En la primera parte, el peso que inesperadamente cobra al final la expresión del yo del poema que lee el personaje del cineasta es un desequilibrio productivo y alusivo al título también: Mondongo: el equilibrista. Anuncia el fin de la amistad que se relatará en la segunda parte y problematiza otra materialidad, la que sostiene al que vive del arte en el mercado y se desenvuelve en el campo artístico. En la parte del retrato, dividida en cinco actos, como las obras de Shakespeare y con referencia explícita a una de ellas, La tempestad, el conflicto cobra una significación dramática. Pero, más allá de cómo el retratista y los retratados chocan, y nos dan un retrato cinematográfico revelador de la verdad del agotamiento de su relación ‒si estamos dispuestos a aceptarlo así‒, lo que hay allí es la confrontación de dos maneras de retratar.
Es al final donde del choque con la pintura resulta el naufragio del tríptico y del cine. Ocurre en su intento de no seguir un plan que puede haber en el dibujo, que es como un plano, prafraseando a Bouquet, sino una lógica del color. Ni el montaje siguiendo la clave cromática, ni el intento de hacer música visual con los cambios de iluminación de la orquesta que toca una pieza de Gabriel Chwojnik, que también interpreta los colores, ni el juego con la colorización que facilita la tecnología digital logran hacer que esta película se sostenga en un terreno en el que el cine experimental se desenvuelve con soltura. Este no parece ser el territorio de Llinás.
Entonces, ante la debilidad de este recurso, cobran una relevancia que no deberían tener por sí mismas las partes dramatizadas, y en ellas la caracterización de Fritz Lang que intenta hacer Mariano Llinás en compañía de las dos actrices. También las partes en las que Kunst der Farbe da un giro hacia lo retórico didáctico, con las intervenciones en las que Inés Duacastella, la colorista, habla del color en el cine. El modo en que se pone a dialogar el cine con las artes visuales, la imagen insertada de partes del serial Les vampires (2015), como cuadro dentro del cuadro de la pantalla, que es cita de Itten pero también un lugar común del videoarte, resulta irónicamente revelador de cómo el impulso vanguardista de ir hacia lo desconocido en busca de lo nuevo no logra más que hurgar en lo que ya se ha visto y no puede hallar allí otra cosa que lo trivial.

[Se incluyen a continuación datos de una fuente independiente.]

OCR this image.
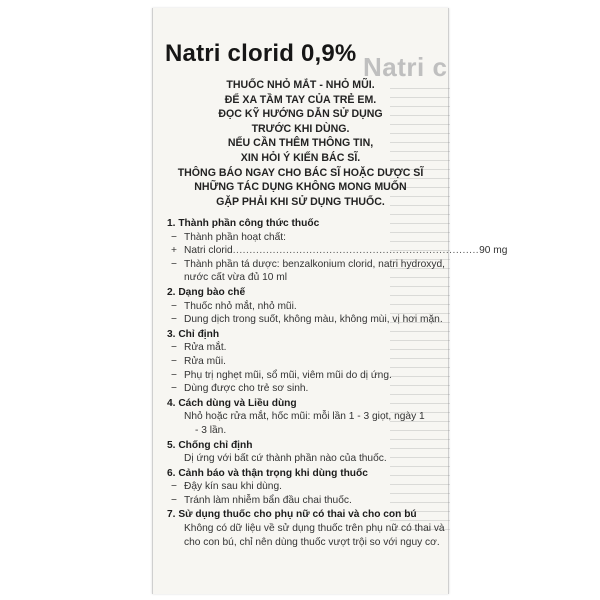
Natri c
Natri clorid 0,9%
THUỐC NHỎ MẮT - NHỎ MŨI.
ĐỂ XA TẦM TAY CỦA TRẺ EM.
ĐỌC KỸ HƯỚNG DẪN SỬ DỤNG
TRƯỚC KHI DÙNG.
NẾU CẦN THÊM THÔNG TIN,
XIN HỎI Ý KIẾN BÁC SĨ.
THÔNG BÁO NGAY CHO BÁC SĨ HOẶC DƯỢC SĨ
NHỮNG TÁC DỤNG KHÔNG MONG MUỐN
GẶP PHẢI KHI SỬ DỤNG THUỐC.
1. Thành phần công thức thuốc
− Thành phần hoạt chất:
+ Natri clorid .......................................................................... 90 mg
− Thành phần tá dược: benzalkonium clorid, natri hydroxyd, nước cất vừa đủ 10 ml
2. Dạng bào chế
− Thuốc nhỏ mắt, nhỏ mũi.
− Dung dịch trong suốt, không màu, không mùi, vị hơi mặn.
3. Chỉ định
− Rửa mắt.
− Rửa mũi.
− Phụ trị nghẹt mũi, sổ mũi, viêm mũi do dị ứng.
− Dùng được cho trẻ sơ sinh.
4. Cách dùng và Liều dùng
Nhỏ hoặc rửa mắt, hốc mũi: mỗi lần 1 - 3 giọt, ngày 1
- 3 lần.
5. Chống chỉ định
Dị ứng với bất cứ thành phần nào của thuốc.
6. Cảnh báo và thận trọng khi dùng thuốc
− Đậy kín sau khi dùng.
− Tránh làm nhiễm bẩn đầu chai thuốc.
7. Sử dụng thuốc cho phụ nữ có thai và cho con bú
Không có dữ liệu về sử dụng thuốc trên phụ nữ có thai và cho con bú, chỉ nên dùng thuốc vượt trội so với nguy cơ.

Lo escribo con la dureza de un puñetazo porque también hay eso, y referencias al boxeo y al KO en El tríptico de Mondongo. Paradójicamente, sin embargo, el final podría redimirlo como una obra sobre el éxito y el fracaso. Más impresionante y dolorosa que la manera como Llinás se derrumba en la segunda parte, en la que recibe una trompada, o varias, puede ser la derrota de la tercera en la apuesta que se plantea en Retrato de Mondongo. Las tres películas conformarían, así, una desmesurada fábula autobiográfica de un cineasta derrotado en su arte, sobre un grande que pierde el equilibrio y cae noqueado en el ring. Pero es una derrota digna, y allí está su belleza, porque la premisa fue aceptar que el arte es apuesta y que el triunfo nunca está garantizado.